President Recep Tayyip Erdoğan and his Russian counterpart Vladimir Putin will meet in the resort city of Sochi on Sept. 4 to discuss the Black Sea grain deal, according to Turkish sources speaking to Reuters on Thursday.
The two leaders will discuss the fallout from the war in Ukraine, as well as a deal that allowed the export of Ukrainian grain via the Black Sea, one of the sources said.
The Black Sea grain deal, brokered by Türkiye and the United Nations in 2022, ended after Russia withdrew in July.
Since then, Russia has repeatedly attacked Ukrainian ports and grain stores, prompting Ukraine and the West to accuse it of using food as a weapon of war.
Russia says it quit the deal because too little of the grain was getting to the poorest countries and because it still faces obstacles to exporting its own grain and fertilizer, given that Western sanctions affect payments, insurance and port access.
Also on Thursday, the Kremlin claimed no specific results had been agreed on yet regarding a proposal by Moscow to ship Russian grain via Türkiye to poor countries, with financial support from Qatar.
Russia said on Wednesday it was proposing the plan as an alternative to the grain deal.

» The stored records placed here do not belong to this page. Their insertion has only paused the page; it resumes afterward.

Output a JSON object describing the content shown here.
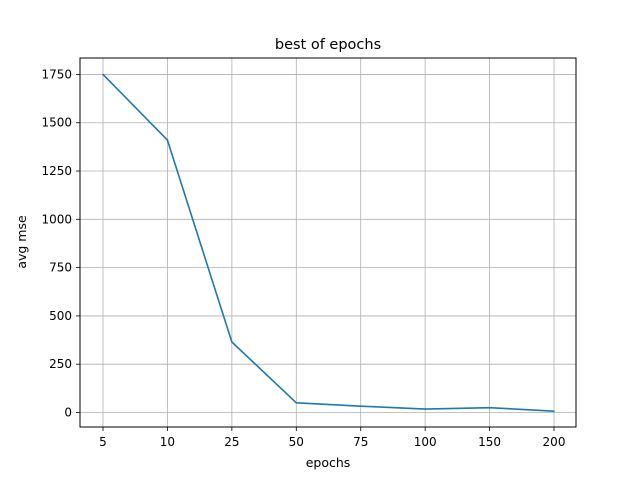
{
  "chart_data": {
    "type": "line",
    "title": "best of epochs",
    "xlabel": "epochs",
    "ylabel": "avg mse",
    "categories": [
      "5",
      "10",
      "25",
      "50",
      "75",
      "100",
      "150",
      "200"
    ],
    "series": [
      {
        "values": [
          1750,
          1410,
          365,
          50,
          33,
          18,
          25,
          7
        ],
        "color": "#1f77b4"
      }
    ],
    "yticks": [
      0,
      250,
      500,
      750,
      1000,
      1250,
      1500,
      1750
    ],
    "ytick_labels": [
      "0",
      "250",
      "500",
      "750",
      "1000",
      "1250",
      "1500",
      "1750"
    ],
    "ylim": [
      -75,
      1835
    ],
    "grid": true
  }
}
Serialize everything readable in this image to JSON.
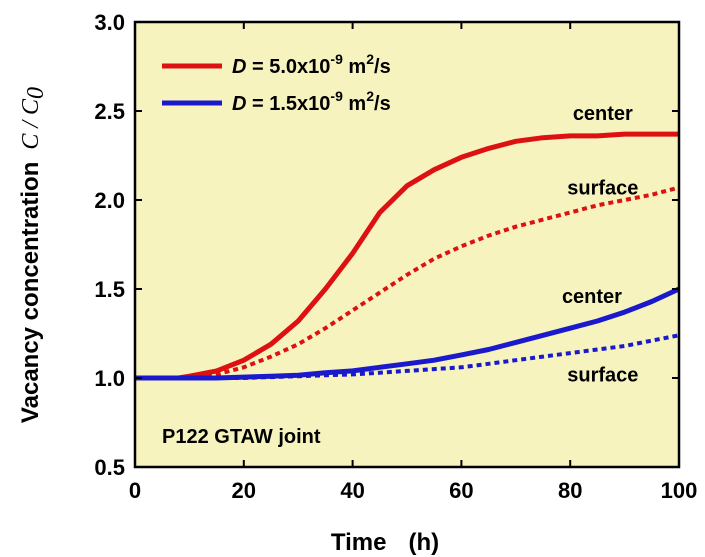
{
  "chart_data": {
    "type": "line",
    "title": "",
    "xlabel": "Time",
    "xlabel_unit": "(h)",
    "ylabel": "Vacancy concentration",
    "ylabel_symbol": "C / C",
    "ylabel_subscript": "0",
    "xlim": [
      0,
      100
    ],
    "ylim": [
      0.5,
      3.0
    ],
    "xticks": [
      0,
      20,
      40,
      60,
      80,
      100
    ],
    "yticks": [
      0.5,
      1.0,
      1.5,
      2.0,
      2.5,
      3.0
    ],
    "xtick_labels": [
      "0",
      "20",
      "40",
      "60",
      "80",
      "100"
    ],
    "ytick_labels": [
      "0.5",
      "1.0",
      "1.5",
      "2.0",
      "2.5",
      "3.0"
    ],
    "grid": false,
    "legend_position": "top-left",
    "background_color": "#f7f3bf",
    "inset_label": "P122 GTAW joint",
    "legend": [
      {
        "symbol": "D",
        "rest": " = 5.0x10",
        "exp": "-9",
        "unit": " m",
        "unit_exp": "2",
        "unit_tail": "/s",
        "color": "#dd1111"
      },
      {
        "symbol": "D",
        "rest": " = 1.5x10",
        "exp": "-9",
        "unit": " m",
        "unit_exp": "2",
        "unit_tail": "/s",
        "color": "#1a1acc"
      }
    ],
    "series": [
      {
        "label": "center",
        "diffusivity": "5.0x10-9",
        "color": "#dd1111",
        "style": "solid",
        "x": [
          0,
          5,
          8,
          10,
          15,
          20,
          25,
          30,
          35,
          40,
          45,
          50,
          55,
          60,
          65,
          70,
          75,
          80,
          85,
          90,
          95,
          100
        ],
        "y": [
          1.0,
          1.0,
          1.0,
          1.01,
          1.04,
          1.1,
          1.19,
          1.32,
          1.5,
          1.7,
          1.93,
          2.08,
          2.17,
          2.24,
          2.29,
          2.33,
          2.35,
          2.36,
          2.36,
          2.37,
          2.37,
          2.37
        ]
      },
      {
        "label": "surface",
        "diffusivity": "5.0x10-9",
        "color": "#dd1111",
        "style": "dashed",
        "x": [
          0,
          5,
          8,
          10,
          15,
          20,
          25,
          30,
          35,
          40,
          45,
          50,
          55,
          60,
          65,
          70,
          75,
          80,
          85,
          90,
          95,
          100
        ],
        "y": [
          1.0,
          1.0,
          1.0,
          1.0,
          1.02,
          1.06,
          1.12,
          1.19,
          1.28,
          1.38,
          1.48,
          1.58,
          1.67,
          1.74,
          1.8,
          1.85,
          1.89,
          1.93,
          1.97,
          2.0,
          2.03,
          2.07
        ]
      },
      {
        "label": "center",
        "diffusivity": "1.5x10-9",
        "color": "#1a1acc",
        "style": "solid",
        "x": [
          0,
          5,
          8,
          10,
          15,
          20,
          25,
          30,
          35,
          40,
          45,
          50,
          55,
          60,
          65,
          70,
          75,
          80,
          85,
          90,
          95,
          100
        ],
        "y": [
          1.0,
          1.0,
          1.0,
          1.0,
          1.0,
          1.005,
          1.01,
          1.015,
          1.03,
          1.04,
          1.06,
          1.08,
          1.1,
          1.13,
          1.16,
          1.2,
          1.24,
          1.28,
          1.32,
          1.37,
          1.43,
          1.5
        ]
      },
      {
        "label": "surface",
        "diffusivity": "1.5x10-9",
        "color": "#1a1acc",
        "style": "dashed",
        "x": [
          0,
          5,
          8,
          10,
          15,
          20,
          25,
          30,
          35,
          40,
          45,
          50,
          55,
          60,
          65,
          70,
          75,
          80,
          85,
          90,
          95,
          100
        ],
        "y": [
          1.0,
          1.0,
          1.0,
          1.0,
          1.0,
          1.0,
          1.005,
          1.01,
          1.015,
          1.02,
          1.03,
          1.04,
          1.05,
          1.06,
          1.08,
          1.1,
          1.12,
          1.14,
          1.16,
          1.18,
          1.21,
          1.24
        ]
      }
    ],
    "annotations": [
      {
        "text": "center",
        "x": 86,
        "y": 2.45
      },
      {
        "text": "surface",
        "x": 86,
        "y": 2.03
      },
      {
        "text": "center",
        "x": 84,
        "y": 1.42
      },
      {
        "text": "surface",
        "x": 86,
        "y": 0.98
      }
    ]
  }
}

Türkiye has, however, been trying to convince the Kremlin to return to the agreement that it brokered.
Foreign Minister Hakan Fidan is due in Moscow on Thursday and Friday to meet Russian counterpart Sergei Lavrov to discuss the deal, Putin’s initiative and other issues, including Ukraine, Syria, Libya and Transcaucasia.
Lavrov previously said Moscow, following the collapse of the grain deal, would consider all ships heading to Ukraine as potentially carrying military cargo.
A temporary corridor established by Ukraine’s government has been operating under the radar since, with the second container ship sailing through Türkiye’s Bosporus strait on Saturday.
“But we see these ways cannot be an alternative to the original initiative and contain risks,” Fidan said at a news conference with his Ukrainian counterpart Dmytro Kuleba in Kyiv last week.
Ankara has also insisted that Russia be included in the equation since its exclusion risks further attacks on Ukrainian ports.
Erdoğan also strives to accomplish brokering a permanent truce between the two countries. He voiced hope for results due to his efforts “if Putin and Zelenskyy agree on our mediation.”